January 26, 1923, appellant filed a bill for divorce in the circuit court of Cook county against appellee, charging him with habitual drunkenness for the space of two years and upwards and extreme and repeated cruelty. The bill also alleged that she was the owner of two improved lots in the city of Chicago in which appellee had an inchoate right of dower, and prayed for the dissolution of the marriage, the custody of their three minor children, and that appellee be directed to convey all of his interest, including dower, in said real estate to appellant. Appellee filed an answer and a cross-bill, in which he denied the allegations of habitual drunkenness and extreme and repeated cruelty and made counter-allegations of cruelty against appellant. The cross-bill alleged that the real estate in question was purchased by money earned by him and that the title was taken in the name of appellant at her request and alleged that he was entitled to an undivided one-half interest therein. The cause was heard by the court and a decree entered dissolving the marriage, giving to appellant the care, custody and control of the three minor children, and ordering appellee to pay appellant the sum of $45 a month as alimony for the maintenance and support of the minor children. The decree also found that the real estate in question was acquired by the joint efforts of both of the parties and purchased with the funds of both of them, and ordered appellant to execute and deliver immediately a quit-claim deed to one-half of the premises, and in the event she should fail or refuse to execute the deed, that a master in chancery of the court execute the deed in her name and deliver the same to appellee. The decree further provided that appellant should account to appellee for one-half of the income *Page 249 from the real estate from the first day of January, 1923, to the date of the entry of the decree. From this decree appellant has perfected an appeal to this court.
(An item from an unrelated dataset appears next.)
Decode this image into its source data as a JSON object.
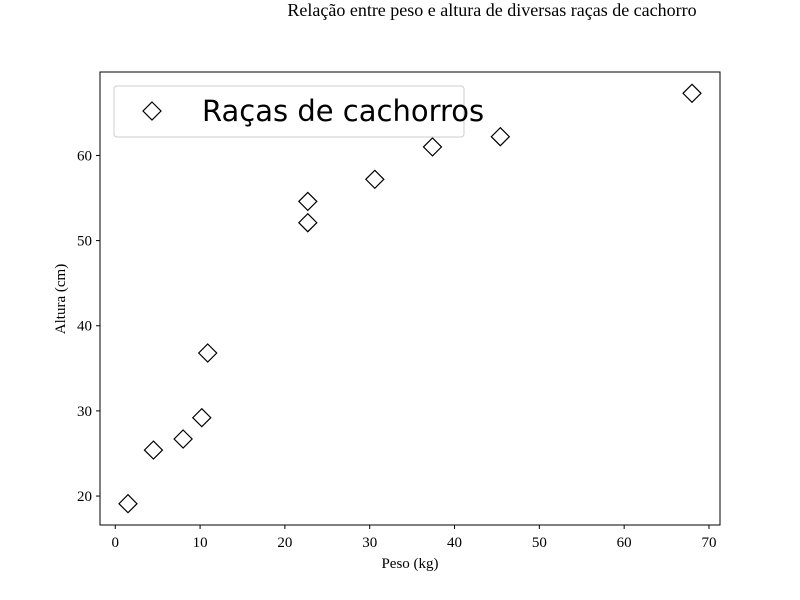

After the decision of the case by the court, and before the entry of the decree, appellant moved the court for leave to amend the bill of complaint and change its prayer from that for divorce to separate maintenance, which motion was by the court denied, and it is contended by appellant that the court erred in so doing. While courts should always be liberal in their allowance of amendments, to the end that justice may be done, the allowance of amendments in a chancery suit is largely within the discretion of the trial court, and a court of review will not reverse for refusal to allow an amendment unless a manifest abuse of such discretion is shown. (Hoerrmann v.Wabash Railway Co. 309 Ill. 524; Walker v. Struthers, 273 id. 387.) The motion to amend and change the action from divorce to separate maintenance was not made until after the chancellor had announced his decision on the merits of the case, and its denial was not a manifest abuse of the discretion vested in the court.
It is contended by appellant that appellee having failed respecting the grounds alleged for divorce, the court was without jurisdiction, upon his cross-bill, to enter a decree dividing the real estate between the husband and the wife and requiring the wife to account for rent. Where there is any ground of equity jurisdiction, a court of equity having acquired equitable jurisdiction to grant equitable relief will retain the case to do complete justice between the parties. (Baker v. Salzenstein, 314 Ill. 226.) In divorce cases, in settling property rights and decreeing alimony the first question for consideration is the equitable rights of the parties in the property held and owned by them. If there is property held by one of them which has been accumulated by the joint efforts of the two or by the funds of both, then such property should be divided according to *Page 250 such equity as exists between them. While in the present case each of the parties claims that the property in question was purchased by their individual funds, yet the evidence shows that both parties after their marriage worked and contributed materially to the funds with which the property was purchased. No books of account were kept but the earnings of each went into a common fund, which was used for the support of the family and in making payments for the real estate. The chancellor saw and heard the witnesses, and we are not disposed to set aside his decree giving to each of the parties a one-half interest in the premises.
The evidence shows that on January 1, 1923, appellee deserted his home and that thereafter appellant collected the rent from the premises, which were a flat-building, in which appellant and her children continued to reside. The rents were largely devoted to the making of repairs, the payment of taxes, payments upon a mortgage indebtedness and the support and maintenance of appellant and the three minor children. No books of account were kept by either party and appellant has no means of making an itemized account of her receipts and expenditures. Under the particular circumstances of this case we are of the opinion that it would be inequitable to require her to account to appellee for one-half of the rents prior to the date of the rendition of the decree, especially as appellee did not pray for such accounting in his cross-bill but that she should account to him for one-half of the rents from the time of the entry of the decree.
The decree of the circuit court is affirmed in part and reversed in part and remanded to the circuit court of Cook county, with directions to modify the decree with reference to the accounting for rents in accordance with the views herein expressed.